Business News of Thursday, 4 May 2000

Source: GNA

Joint regional stock exchange in the pipeline

Accra, May 4, GNA - A joint stock exchange between Ghana and Nigeria is to be established to strengthen the financial market base in the two countries.

Mr Yeboa Amoa, Managing Director of the Ghana Stock Exchange (GSE), said the initiative, if successful, would be extended to the Economic Community of West African States (ECOWAS) and, in the long run, the whole of Africa.

Mr Amoa said this at a day's roundtable discussion in Accra on Thursday on the topic: "Implications of the Operations of the Ghana Stock Exchange on Private Sector Development in Ghana."

It was jointly organised by the Institute of Economic Affairs (IEA) and the Friedrich Naumann Foundation and was aimed at examining the role of the GSE in mobilising and allocating private capital resources for investments.

Mr Amoa said such a move would enable member countries to join the world global village and bring about regional co-operation, integration and harmonisation of their economies.

He said the Exchange has persistently called for an appropriate and up-to-date legal framework, policies and the right economic environment that would create confidence in both local and foreign investors.

"All efforts have proved futile and the current economic situation is not making things any better. "In the United States, for example, there are speculations on the profitability of investing in Ghana as a country and Ashanti Goldfields Company (AGC), listed on the New York Stock Exchange."

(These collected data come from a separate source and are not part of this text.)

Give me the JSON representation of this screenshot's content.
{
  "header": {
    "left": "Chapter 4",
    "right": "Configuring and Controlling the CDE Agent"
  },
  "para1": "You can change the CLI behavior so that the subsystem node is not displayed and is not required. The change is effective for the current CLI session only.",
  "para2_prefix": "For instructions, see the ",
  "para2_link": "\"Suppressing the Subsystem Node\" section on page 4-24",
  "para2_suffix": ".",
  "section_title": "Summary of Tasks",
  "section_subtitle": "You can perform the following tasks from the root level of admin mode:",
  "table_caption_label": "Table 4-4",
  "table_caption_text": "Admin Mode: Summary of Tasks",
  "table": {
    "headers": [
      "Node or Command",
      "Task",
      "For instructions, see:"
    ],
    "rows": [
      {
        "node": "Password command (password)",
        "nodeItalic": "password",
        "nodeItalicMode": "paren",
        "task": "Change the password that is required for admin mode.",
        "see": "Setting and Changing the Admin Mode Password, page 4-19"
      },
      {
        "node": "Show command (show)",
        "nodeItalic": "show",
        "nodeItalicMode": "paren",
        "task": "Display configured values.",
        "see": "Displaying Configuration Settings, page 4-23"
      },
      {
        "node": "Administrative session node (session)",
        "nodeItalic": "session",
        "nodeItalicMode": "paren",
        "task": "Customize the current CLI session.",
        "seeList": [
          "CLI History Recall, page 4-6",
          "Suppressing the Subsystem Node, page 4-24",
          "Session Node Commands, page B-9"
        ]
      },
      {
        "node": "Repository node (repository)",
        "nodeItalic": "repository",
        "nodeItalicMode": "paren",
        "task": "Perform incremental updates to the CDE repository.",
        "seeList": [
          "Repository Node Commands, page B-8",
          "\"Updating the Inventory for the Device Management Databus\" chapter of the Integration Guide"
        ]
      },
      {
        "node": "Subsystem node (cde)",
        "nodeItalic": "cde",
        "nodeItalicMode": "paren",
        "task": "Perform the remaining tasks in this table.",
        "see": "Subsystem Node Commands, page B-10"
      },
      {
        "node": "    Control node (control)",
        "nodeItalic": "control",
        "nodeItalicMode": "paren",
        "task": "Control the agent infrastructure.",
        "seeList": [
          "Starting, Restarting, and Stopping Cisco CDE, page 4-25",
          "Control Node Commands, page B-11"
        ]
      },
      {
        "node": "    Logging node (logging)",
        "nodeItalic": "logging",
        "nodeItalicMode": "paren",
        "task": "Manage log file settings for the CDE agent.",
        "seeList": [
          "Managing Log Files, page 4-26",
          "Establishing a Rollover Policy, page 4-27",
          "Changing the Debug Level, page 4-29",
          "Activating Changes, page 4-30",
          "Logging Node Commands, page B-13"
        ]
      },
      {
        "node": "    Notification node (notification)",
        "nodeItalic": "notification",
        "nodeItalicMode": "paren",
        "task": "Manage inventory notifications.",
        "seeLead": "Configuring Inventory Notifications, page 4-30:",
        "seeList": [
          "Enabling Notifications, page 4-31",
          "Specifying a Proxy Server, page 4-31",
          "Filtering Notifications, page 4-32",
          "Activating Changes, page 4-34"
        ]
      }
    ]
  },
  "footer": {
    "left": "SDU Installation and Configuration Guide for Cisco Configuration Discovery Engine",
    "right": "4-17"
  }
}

Mr Amoa said this has made a negative impact on the performance of AGC shares on the world capital market and called on all stakeholders to play their part to stabilise, especially, the slide of the cedi. He explained that investors, who are invited into the country, get scared of the dollar-cedi rate, the high inflation figure and interest rates.

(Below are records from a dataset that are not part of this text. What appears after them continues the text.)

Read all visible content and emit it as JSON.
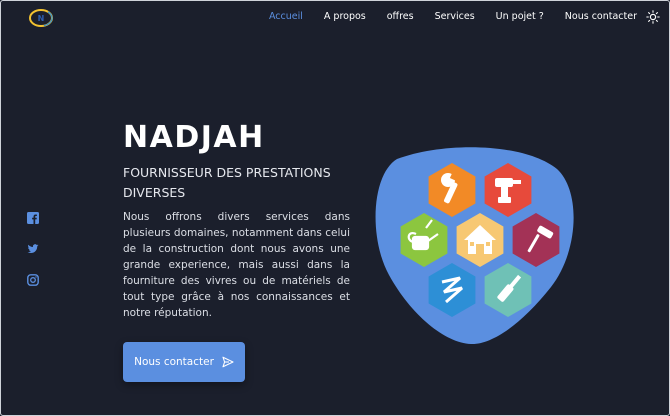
{
  "header": {
    "logo_alt": "Nadjah logo",
    "nav": [
      {
        "label": "Accueil",
        "active": true
      },
      {
        "label": "A propos"
      },
      {
        "label": "offres"
      },
      {
        "label": "Services"
      },
      {
        "label": "Un pojet ?"
      },
      {
        "label": "Nous contacter"
      }
    ],
    "theme_icon": "sun-icon"
  },
  "social": [
    "facebook-icon",
    "twitter-icon",
    "instagram-icon"
  ],
  "hero": {
    "title": "NADJAH",
    "subtitle": "FOURNISSEUR DES PRESTATIONS DIVERSES",
    "description": "Nous offrons divers services dans plusieurs domaines, notamment dans celui de la construction dont nous avons une grande experience, mais aussi dans la fourniture des vivres ou de matériels de tout type grâce à nos connaissances et notre réputation.",
    "cta_label": "Nous contacter",
    "cta_icon": "send-icon"
  },
  "colors": {
    "background": "#1b1f2c",
    "accent": "#5b8fe0",
    "hex_orange": "#f28a26",
    "hex_red": "#e74a3b",
    "hex_green": "#8cc63f",
    "hex_yellow": "#f7c873",
    "hex_maroon": "#a33256",
    "hex_blue": "#2d8fd6",
    "hex_teal": "#6fc1b6"
  }
}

Mr Amoa said government did not honour its promise to list state-owned firms being divested on the bourse while efforts to get the private firms to list have also proved unsuccessful.

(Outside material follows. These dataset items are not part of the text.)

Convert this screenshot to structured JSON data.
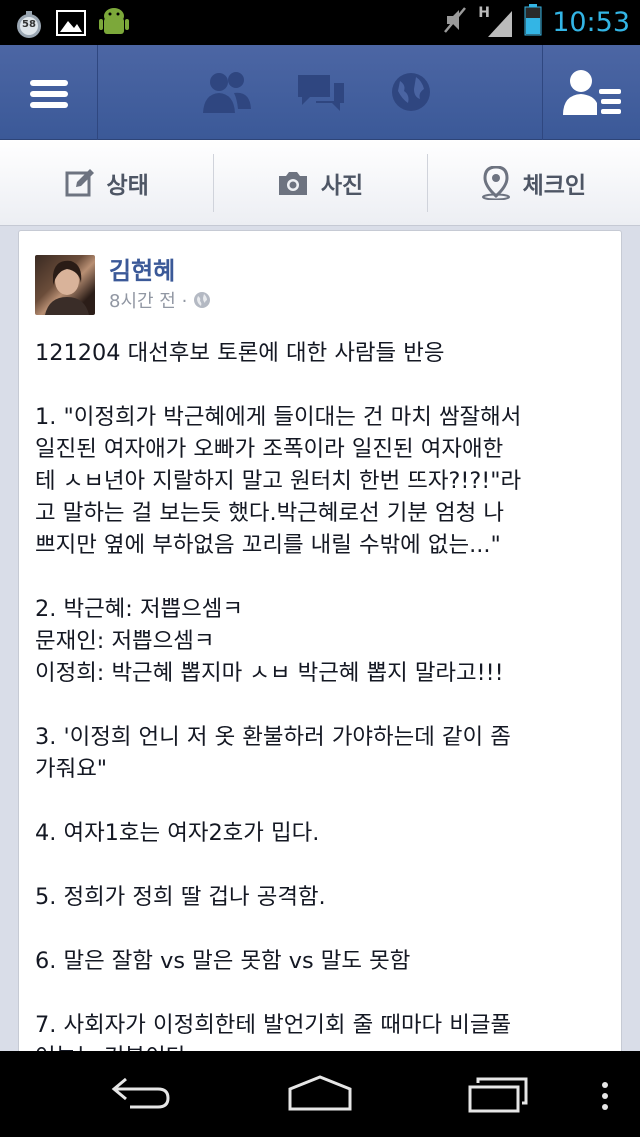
{
  "status_bar": {
    "notification_badge": "58",
    "network": "H",
    "time": "10:53",
    "icons": [
      "notification-58-icon",
      "gallery-icon",
      "android-icon",
      "mute-icon",
      "signal-icon",
      "battery-icon"
    ]
  },
  "fb_bar": {
    "icons": [
      "menu-icon",
      "friend-requests-icon",
      "messages-icon",
      "notifications-globe-icon",
      "friends-list-icon"
    ],
    "color": "#3b5998"
  },
  "actions": [
    {
      "label": "상태",
      "icon": "edit-status-icon"
    },
    {
      "label": "사진",
      "icon": "camera-icon"
    },
    {
      "label": "체크인",
      "icon": "location-pin-icon"
    }
  ],
  "post": {
    "author": "김현혜",
    "time": "8시간 전 ·",
    "lines": [
      "121204 대선후보 토론에 대한 사람들 반응",
      "",
      "1. \"이정희가 박근혜에게 들이대는 건 마치 쌈잘해서",
      "일진된 여자애가 오빠가 조폭이라 일진된 여자애한",
      "테 ㅅㅂ년아 지랄하지 말고 원터치 한번 뜨자?!?!\"라",
      "고 말하는 걸 보는듯 했다.박근혜로선 기분 엄청 나",
      "쁘지만 옆에 부하없음 꼬리를 내릴 수밖에 없는...\"",
      "",
      "2. 박근혜: 저쁩으셈ㅋ",
      "문재인: 저쁩으셈ㅋ",
      "이정희: 박근혜 뽑지마 ㅅㅂ 박근혜 뽑지 말라고!!!",
      "",
      "3. '이정희 언니 저 옷 환불하러 가야하는데 같이 좀",
      "가줘요\"",
      "",
      "4. 여자1호는 여자2호가 밉다.",
      "",
      "5. 정희가 정희 딸 겁나 공격함.",
      "",
      "6. 말은 잘함 vs 말은 못함 vs 말도 못함",
      "",
      "7. 사회자가 이정희한테 발언기회 줄 때마다 비글풀",
      "어놓는 기분이다."
    ]
  },
  "nav_bar": {
    "icons": [
      "back-icon",
      "home-icon",
      "recent-apps-icon",
      "overflow-menu-icon"
    ]
  }
}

Foreign consultants were engaged to analyse the situation to come out with strategies of getting private firms to list but "they are either waiting for the aftermath of election to cool down, waiting for inflation figure to decline or waiting for the cedi to stabilise."

"There is never a favourable condition that will convince them to list on the bourse," Mr Amoa said, adding that officials of the GSE would nevertheless, do all they could to encourage private companies to get listed.

Mr Amoa called for the introduction of new financial products such as government, corporate and municipal bonds to make the market more vibrant. There is also the need for the development of human resources that would be extended to the media, the legal system, school authorities and bank officials, who, he said, tend to be rivals instead of allies in preventing customers from investing in certain banks listed on the GSE.

"Some of them went to the extent of preventing people from investing in the Produce Buying Company. They will not play the ball until it comes to their turn." Mr Kwasi Abeasi, Director-General of the Private Enterprise Foundation, said education in stocks begin at the secondary school level in some African countries, including South Africa.

As a result, most students are conversant with the importance of investing on the stock exchange and their benefits. He noted that the situation is different in Ghana and reiterated the call on the educational authorities to include the subject in the school curricula at an early stage and not at the tertiary level only.

A representative of the Ministry of Finance in a contribution said government has not neglected the GSE but would continue to invest in its activities.